"Then Rainger knew you were married to Tait, hey?" "He guessed it. Anyhow, I admitted it when he said we had to work fast."
"Did John Bohun know it?"
"No."
"Now be careful, son: sure you got a grip on yourself? Take it easy. Didn't John Bohun know it?"
"She told me herself he didn't! She swore to me she'd never told him."
H. M. straightened up. "All right," he said in a colorless voice. "You might find your friend Rainger and see if you can sober him up. We're goin' down to the pavilion now. " He peered round, the corners of his mouth turning down. "Where's my nephew, hey? Where's James B. Bennett? Ah! Humph. You come along. I want to know just how she was lyin' on the floor when you found her. And some other things. Come on."

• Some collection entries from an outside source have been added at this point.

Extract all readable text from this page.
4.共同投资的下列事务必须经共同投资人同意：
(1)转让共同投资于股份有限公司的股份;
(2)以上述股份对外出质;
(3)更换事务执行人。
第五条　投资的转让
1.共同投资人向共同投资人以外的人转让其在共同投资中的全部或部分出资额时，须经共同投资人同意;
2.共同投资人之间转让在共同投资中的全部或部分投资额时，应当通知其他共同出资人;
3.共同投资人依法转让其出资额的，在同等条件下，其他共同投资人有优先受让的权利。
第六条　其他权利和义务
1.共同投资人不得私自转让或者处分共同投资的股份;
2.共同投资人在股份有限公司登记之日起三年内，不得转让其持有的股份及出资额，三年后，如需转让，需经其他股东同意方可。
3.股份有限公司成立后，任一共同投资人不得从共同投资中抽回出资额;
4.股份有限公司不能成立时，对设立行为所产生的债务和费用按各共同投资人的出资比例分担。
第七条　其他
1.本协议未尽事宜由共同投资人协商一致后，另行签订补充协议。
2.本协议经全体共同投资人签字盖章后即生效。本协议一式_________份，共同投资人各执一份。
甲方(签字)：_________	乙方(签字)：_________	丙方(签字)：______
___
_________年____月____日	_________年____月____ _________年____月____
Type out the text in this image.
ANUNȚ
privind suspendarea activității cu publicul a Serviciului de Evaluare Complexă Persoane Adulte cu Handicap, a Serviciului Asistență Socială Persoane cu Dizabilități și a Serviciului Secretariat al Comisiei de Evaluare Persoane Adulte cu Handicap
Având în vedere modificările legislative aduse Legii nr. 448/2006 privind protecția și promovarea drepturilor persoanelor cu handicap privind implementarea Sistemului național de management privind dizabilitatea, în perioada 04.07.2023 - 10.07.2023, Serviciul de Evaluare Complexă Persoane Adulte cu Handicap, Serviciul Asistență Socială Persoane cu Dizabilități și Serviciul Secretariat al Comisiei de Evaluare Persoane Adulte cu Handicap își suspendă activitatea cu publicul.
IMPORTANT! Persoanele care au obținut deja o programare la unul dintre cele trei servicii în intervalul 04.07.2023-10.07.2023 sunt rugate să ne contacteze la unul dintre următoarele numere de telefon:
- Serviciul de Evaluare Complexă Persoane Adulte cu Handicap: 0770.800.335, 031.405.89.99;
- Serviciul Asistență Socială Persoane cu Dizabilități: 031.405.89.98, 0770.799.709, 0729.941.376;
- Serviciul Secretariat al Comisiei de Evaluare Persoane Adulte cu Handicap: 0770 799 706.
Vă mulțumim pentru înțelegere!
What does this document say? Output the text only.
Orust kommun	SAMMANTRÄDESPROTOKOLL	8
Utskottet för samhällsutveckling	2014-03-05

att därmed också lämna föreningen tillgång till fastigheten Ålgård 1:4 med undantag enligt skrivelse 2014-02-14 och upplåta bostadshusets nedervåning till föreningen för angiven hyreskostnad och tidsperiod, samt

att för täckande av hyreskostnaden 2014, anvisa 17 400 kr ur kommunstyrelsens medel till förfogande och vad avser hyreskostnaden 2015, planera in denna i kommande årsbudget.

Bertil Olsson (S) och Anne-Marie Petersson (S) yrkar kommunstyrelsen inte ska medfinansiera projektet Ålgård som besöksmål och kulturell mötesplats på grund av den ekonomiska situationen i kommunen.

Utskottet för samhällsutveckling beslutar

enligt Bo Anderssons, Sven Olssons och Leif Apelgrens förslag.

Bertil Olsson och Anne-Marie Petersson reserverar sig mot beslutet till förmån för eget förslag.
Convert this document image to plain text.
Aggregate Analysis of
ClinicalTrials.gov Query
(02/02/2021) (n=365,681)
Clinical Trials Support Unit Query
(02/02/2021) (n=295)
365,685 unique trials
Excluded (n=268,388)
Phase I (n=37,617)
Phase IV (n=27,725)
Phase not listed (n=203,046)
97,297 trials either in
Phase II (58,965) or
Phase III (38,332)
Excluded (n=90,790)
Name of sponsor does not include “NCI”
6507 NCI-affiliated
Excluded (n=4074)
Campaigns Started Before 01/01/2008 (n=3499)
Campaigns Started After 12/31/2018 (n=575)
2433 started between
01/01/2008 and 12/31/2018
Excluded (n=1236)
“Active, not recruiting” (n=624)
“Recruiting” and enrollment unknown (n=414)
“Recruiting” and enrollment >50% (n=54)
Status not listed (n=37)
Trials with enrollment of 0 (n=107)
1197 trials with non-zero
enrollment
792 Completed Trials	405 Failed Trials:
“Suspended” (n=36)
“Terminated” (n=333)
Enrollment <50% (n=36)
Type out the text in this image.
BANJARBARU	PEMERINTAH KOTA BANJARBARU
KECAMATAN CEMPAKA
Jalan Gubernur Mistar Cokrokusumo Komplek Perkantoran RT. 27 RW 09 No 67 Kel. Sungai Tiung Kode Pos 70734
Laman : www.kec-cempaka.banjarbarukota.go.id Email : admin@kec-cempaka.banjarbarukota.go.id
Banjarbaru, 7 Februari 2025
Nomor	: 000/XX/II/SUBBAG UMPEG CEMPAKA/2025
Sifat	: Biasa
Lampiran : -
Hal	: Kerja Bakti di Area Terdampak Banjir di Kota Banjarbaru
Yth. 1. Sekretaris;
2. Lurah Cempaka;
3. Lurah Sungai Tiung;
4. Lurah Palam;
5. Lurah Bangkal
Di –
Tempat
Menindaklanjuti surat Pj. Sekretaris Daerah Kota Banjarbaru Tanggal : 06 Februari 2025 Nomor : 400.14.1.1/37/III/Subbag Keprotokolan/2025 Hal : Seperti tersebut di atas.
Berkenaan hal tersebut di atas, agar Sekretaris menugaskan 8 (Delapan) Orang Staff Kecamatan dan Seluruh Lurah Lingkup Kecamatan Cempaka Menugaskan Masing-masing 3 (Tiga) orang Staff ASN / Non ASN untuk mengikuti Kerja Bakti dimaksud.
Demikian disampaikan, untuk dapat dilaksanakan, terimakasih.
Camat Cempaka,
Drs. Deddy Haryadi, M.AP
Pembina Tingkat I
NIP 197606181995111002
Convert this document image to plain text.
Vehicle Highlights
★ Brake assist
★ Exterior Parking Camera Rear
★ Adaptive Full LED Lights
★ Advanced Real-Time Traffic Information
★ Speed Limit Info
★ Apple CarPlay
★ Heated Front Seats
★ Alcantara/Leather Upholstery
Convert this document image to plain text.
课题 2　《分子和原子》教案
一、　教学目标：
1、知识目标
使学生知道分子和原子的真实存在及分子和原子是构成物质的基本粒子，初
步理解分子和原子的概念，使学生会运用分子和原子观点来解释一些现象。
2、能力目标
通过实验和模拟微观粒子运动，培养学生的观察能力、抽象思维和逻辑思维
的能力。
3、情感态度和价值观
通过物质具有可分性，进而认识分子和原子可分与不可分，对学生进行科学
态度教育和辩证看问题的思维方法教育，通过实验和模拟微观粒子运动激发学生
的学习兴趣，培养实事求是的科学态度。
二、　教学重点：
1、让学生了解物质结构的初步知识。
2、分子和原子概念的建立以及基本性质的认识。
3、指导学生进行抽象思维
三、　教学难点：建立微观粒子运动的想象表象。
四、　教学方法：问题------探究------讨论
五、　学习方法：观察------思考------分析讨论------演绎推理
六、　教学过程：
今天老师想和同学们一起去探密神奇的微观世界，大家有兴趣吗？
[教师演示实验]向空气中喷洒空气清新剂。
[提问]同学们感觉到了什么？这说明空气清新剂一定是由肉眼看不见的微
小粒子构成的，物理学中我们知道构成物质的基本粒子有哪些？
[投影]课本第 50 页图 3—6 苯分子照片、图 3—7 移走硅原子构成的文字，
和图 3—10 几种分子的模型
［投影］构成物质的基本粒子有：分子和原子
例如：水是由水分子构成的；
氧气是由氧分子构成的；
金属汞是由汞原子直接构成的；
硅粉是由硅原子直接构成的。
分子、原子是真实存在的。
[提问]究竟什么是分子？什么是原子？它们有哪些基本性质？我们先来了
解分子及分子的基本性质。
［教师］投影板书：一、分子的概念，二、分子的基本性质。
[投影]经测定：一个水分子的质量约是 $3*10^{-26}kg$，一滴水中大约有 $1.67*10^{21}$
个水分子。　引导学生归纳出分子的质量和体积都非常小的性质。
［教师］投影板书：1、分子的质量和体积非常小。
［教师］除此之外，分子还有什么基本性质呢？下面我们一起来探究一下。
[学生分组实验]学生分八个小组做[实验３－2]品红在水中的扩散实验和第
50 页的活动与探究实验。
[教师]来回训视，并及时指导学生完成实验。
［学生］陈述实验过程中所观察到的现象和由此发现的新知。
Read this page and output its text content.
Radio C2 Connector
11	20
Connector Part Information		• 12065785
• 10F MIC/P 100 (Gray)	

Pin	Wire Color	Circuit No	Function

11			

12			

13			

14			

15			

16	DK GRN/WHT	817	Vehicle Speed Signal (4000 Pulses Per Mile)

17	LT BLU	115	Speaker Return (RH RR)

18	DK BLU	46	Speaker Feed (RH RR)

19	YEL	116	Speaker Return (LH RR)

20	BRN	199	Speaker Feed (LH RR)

Bennett looked down at Katharine, who had not spoken or uttered a murmur since Emery's arrival. She did not even speak when she motioned him to go.
With H. M. lumbering ahead and Masters making swift scratches in his notebook, he followed them through the passages to the side-door, where Inspector Potter fought with the, Press. Bennett hurriedly picked up somebody's overcoat, not his own. "Stay behind," growled H. M. to Masters, "and give 'em a statement. Then come down. Nothing to say! Nothing to say!" He opened the door. "Get inside, boys, and talk to the Chief Inspector." He elbowed through the scramble, jealously and with sulphurous murmurs guarding an ancient rusty top-hat in the crook of his arm. Then the door slammed.
They stood for a time on the side-porch, breathing the bitter cold air. To their left the gravel driveway sloped and curved down, under the interlocking branches of the oaks, towards the highway some two hundred yards away. To their right the lawns sloped down again, and the sky was a moving flicker of snow. There was something insistent, something healing, about those silent flakes, that would efface all tracks in the world. They were a symbol and a portent, like one car in the driveway. Although the drive was now crowded with cars, the long Rolls with its drawn blinds stood black against the thickening snow: as though Death waited to take Marcia Tait away. Its presence was an absurdity, but it was not absurd. It looked all the more sombre by reason of Emery's gaudy yellow car, with CINEARTS STUDIO sprawled in shouting letters across it and the thin bronze stork above a smoking radiator: dwarfed by the black car, Life and Death waiting side by side. Bennett found himself thinking of symbols as clumsy as life, a stork or a sable canopy, and along mysterious roads the black car always overtaking the yellow. But most of all there rose in his mind the image of Marcia Tait.
He tried to shake it off as he tramped down the lawn beside H. M. Looking at his watch, he saw that it was nearly half-past one. At this time last night, also when the snow was falling.